Bercy exhorte les PME à "passer à l'action" face au Brexit

La secrétaire d'Etat auprès du ministre de l'Economie, Agnès Pannier-Runacher (photo), appelle les PME françaises à "passer à l'action" face à la perspective du Brexit après la publication d'une étude montrant que 54% d'entre elles n'ont pas étudié l'impact de la sortie du Royaume-Uni de l'Union européenne. /Photo prise le 15 october 2019/REUTERS/Benoît Tessier

PARIS (Reuters) - La secrétaire d’Etat auprès du ministre de l’Economie, Agnès Pannier-Runacher, appelle les PME françaises à “passer à l’action” face à la perspective du Brexit après la publication d’une étude montrant que 54% d’entre elles n’ont pas étudié l’impact de la sortie du Royaume-Uni de l’Union européenne.

“Je ne peux me satisfaire de ce que 54% des entreprises interrogées déclarent ne pas avoir examiné les conséquences d’un Brexit pour elles, leurs clients et leurs fournisseurs”, déclare la secrétaire d’Etat dans les colonnes du Journal du Dimanche. “Il faut qu’elles se dépêchent de passer à l’action”.

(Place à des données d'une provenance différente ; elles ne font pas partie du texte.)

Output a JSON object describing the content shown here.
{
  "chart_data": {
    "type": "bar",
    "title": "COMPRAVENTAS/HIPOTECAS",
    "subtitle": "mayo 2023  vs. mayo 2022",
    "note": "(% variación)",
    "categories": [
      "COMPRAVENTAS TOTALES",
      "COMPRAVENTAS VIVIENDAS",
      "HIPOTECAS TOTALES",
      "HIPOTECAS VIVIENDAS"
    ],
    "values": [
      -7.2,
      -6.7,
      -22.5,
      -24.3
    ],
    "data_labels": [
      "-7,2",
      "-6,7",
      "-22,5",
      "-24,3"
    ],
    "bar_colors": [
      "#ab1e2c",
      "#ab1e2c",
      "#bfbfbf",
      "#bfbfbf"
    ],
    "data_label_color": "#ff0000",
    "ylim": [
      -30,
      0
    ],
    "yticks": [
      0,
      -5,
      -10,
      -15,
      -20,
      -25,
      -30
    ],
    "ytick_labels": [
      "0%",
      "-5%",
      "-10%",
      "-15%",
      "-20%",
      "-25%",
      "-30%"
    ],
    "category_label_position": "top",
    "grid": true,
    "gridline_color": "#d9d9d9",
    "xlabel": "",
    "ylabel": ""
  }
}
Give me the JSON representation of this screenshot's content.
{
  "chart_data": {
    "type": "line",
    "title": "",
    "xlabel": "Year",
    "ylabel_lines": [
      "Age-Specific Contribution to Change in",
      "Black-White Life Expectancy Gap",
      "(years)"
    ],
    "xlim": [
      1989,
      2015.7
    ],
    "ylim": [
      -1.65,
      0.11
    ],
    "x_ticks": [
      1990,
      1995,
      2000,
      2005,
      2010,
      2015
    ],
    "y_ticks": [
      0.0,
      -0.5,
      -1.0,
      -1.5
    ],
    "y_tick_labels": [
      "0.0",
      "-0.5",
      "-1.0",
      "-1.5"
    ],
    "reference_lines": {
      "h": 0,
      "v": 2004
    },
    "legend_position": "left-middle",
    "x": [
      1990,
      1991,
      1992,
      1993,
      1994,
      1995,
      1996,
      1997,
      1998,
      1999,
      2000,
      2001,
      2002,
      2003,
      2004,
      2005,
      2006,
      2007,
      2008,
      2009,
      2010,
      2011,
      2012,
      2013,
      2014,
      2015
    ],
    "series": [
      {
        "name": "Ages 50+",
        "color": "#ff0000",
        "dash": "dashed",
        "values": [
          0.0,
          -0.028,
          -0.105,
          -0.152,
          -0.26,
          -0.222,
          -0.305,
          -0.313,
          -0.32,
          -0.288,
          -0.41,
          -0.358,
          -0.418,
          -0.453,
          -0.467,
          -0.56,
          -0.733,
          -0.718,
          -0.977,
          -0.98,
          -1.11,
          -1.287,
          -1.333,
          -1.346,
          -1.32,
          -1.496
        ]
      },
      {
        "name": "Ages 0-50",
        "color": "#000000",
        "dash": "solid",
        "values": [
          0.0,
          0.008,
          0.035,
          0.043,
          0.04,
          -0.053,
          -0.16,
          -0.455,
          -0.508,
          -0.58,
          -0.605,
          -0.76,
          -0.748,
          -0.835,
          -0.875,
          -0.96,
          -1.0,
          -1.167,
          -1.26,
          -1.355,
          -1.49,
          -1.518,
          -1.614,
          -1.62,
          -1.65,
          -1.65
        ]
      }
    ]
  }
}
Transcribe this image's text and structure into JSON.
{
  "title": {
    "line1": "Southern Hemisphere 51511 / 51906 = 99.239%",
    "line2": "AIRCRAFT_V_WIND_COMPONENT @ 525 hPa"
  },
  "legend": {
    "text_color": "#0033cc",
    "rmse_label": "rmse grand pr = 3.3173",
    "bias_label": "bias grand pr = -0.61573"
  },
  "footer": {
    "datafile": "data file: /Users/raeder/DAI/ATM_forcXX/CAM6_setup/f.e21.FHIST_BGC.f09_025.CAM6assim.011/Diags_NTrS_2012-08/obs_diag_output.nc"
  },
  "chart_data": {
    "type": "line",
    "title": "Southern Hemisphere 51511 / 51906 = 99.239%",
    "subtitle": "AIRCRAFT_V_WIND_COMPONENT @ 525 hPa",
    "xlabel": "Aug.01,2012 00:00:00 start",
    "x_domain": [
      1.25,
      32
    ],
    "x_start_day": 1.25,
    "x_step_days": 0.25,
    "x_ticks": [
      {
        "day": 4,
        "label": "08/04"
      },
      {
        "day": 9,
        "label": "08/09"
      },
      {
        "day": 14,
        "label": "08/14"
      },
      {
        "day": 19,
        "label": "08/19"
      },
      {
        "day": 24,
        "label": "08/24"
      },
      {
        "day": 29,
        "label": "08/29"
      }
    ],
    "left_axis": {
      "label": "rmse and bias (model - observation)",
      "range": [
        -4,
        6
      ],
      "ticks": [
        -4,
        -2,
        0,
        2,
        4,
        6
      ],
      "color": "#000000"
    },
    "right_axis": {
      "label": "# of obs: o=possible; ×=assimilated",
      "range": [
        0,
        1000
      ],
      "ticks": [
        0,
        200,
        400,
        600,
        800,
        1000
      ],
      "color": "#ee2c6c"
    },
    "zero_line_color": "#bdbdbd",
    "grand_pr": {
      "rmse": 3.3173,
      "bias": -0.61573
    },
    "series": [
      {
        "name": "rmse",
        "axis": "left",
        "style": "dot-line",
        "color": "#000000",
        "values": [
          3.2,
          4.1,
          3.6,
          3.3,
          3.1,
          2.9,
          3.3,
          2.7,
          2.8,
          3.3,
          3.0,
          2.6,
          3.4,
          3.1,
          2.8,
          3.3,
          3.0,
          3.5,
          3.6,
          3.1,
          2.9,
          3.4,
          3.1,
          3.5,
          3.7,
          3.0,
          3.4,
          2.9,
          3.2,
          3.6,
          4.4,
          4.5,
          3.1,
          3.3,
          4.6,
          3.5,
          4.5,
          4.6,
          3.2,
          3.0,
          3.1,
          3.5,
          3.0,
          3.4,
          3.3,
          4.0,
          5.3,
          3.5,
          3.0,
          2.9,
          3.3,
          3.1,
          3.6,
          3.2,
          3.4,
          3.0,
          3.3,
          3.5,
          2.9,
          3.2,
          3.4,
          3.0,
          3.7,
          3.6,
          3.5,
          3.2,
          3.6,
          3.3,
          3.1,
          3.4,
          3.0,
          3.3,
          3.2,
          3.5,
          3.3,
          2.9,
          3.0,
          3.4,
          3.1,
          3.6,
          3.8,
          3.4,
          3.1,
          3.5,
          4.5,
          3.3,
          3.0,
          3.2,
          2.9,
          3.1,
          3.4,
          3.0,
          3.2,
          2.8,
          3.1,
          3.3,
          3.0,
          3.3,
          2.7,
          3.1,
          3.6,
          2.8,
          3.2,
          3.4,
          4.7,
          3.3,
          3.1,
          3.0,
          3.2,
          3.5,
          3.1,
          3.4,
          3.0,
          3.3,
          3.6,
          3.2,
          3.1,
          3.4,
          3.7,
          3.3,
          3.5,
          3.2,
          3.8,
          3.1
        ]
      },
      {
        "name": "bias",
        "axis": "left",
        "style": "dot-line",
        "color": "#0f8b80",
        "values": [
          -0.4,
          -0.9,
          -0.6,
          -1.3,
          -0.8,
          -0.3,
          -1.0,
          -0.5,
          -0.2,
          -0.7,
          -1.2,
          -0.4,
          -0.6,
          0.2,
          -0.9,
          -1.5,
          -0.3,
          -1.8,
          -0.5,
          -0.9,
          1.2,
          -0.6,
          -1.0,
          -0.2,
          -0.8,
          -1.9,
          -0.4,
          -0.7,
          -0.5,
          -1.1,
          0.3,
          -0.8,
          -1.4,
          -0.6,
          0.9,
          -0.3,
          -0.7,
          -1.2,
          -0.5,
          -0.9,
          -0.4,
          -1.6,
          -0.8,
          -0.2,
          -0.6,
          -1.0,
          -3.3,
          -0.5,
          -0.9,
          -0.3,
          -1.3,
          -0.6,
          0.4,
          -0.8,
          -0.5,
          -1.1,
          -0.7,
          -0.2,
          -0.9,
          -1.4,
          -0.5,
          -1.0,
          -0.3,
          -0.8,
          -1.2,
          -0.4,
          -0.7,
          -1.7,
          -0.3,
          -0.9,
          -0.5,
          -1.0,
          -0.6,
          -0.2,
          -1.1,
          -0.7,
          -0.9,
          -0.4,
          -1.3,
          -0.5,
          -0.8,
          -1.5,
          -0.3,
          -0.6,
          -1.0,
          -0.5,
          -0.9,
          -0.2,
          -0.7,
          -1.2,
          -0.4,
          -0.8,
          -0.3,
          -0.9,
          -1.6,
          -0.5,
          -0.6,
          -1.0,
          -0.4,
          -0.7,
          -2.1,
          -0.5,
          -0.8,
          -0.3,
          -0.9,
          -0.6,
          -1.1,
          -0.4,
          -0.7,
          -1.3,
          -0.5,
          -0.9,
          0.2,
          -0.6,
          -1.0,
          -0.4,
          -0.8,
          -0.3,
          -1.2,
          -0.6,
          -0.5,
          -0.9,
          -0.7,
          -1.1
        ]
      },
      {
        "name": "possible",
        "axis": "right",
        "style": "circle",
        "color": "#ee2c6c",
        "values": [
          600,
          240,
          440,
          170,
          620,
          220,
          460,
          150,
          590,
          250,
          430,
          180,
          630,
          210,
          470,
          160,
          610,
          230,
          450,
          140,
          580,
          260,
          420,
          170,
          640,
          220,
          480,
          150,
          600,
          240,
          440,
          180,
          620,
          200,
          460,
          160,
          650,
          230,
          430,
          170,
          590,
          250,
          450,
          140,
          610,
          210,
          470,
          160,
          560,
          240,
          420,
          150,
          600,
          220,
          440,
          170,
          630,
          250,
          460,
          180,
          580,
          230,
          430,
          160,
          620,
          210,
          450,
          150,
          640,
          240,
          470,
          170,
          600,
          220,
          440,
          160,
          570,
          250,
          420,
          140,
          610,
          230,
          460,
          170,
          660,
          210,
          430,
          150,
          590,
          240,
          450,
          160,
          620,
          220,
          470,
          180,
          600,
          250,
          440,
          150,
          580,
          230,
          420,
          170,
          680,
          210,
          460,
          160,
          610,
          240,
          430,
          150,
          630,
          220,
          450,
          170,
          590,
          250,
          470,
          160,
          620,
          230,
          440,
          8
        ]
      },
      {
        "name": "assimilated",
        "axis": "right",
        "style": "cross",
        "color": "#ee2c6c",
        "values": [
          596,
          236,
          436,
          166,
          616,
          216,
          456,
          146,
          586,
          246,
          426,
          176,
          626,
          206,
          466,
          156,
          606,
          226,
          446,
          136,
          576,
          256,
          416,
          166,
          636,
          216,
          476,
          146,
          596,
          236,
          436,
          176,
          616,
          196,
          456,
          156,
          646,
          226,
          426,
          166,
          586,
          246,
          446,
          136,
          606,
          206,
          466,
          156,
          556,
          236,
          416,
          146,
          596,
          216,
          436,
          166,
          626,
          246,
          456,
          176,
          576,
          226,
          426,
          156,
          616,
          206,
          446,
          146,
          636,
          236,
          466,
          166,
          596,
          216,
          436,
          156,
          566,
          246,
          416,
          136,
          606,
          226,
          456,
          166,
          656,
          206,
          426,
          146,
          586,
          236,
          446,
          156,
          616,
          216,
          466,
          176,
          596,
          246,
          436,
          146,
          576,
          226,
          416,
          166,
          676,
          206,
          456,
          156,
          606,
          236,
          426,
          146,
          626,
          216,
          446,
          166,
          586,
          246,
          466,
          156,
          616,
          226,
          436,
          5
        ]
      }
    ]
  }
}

Selon l’enquête de la direction générale des entreprises (DGE) - qui dépend de Bercy - dévoilée par le JDD, 54% des 3.000 PME françaises commerçant avec le Royaume-Uni déclarent ne pas connaître les effets du Brexit, 40% s’en soucier sans en chiffrer l’impact potentiel et 6% l’avoir mesuré avec précision.

Cinquante-trois pour cent d’entre elles disent être mal préparées contre 47% qui s’estiment à l’inverse être bien préparées.

Initialement prévu pour le 29 mars, le Brexit - conséquence du référendum de juin 2016 qui a vu les Britanniques voter à 52% en faveur d’une sortie de l’UE - est désormais prévu pour le 31 octobre. Après un énième rebondissement samedi à la Chambre des communes, le Premier ministre britannique Boris Johnson a réaffirmé son intention de réaliser le Brexit à cette date, avec ou sans accord, mais l’incertitude demeure concernant un potentiel nouveau report.

Selon le Medef, l’organisation patronale française, un Brexit dur - c’est à dire sans accord- pourrait coûter à l’économie française 0,2 point de PIB dès l’an prochain et une perte de 3 milliards d’euros pour les 30.000 entreprises françaises qui exportent vers le Royaume-Uni.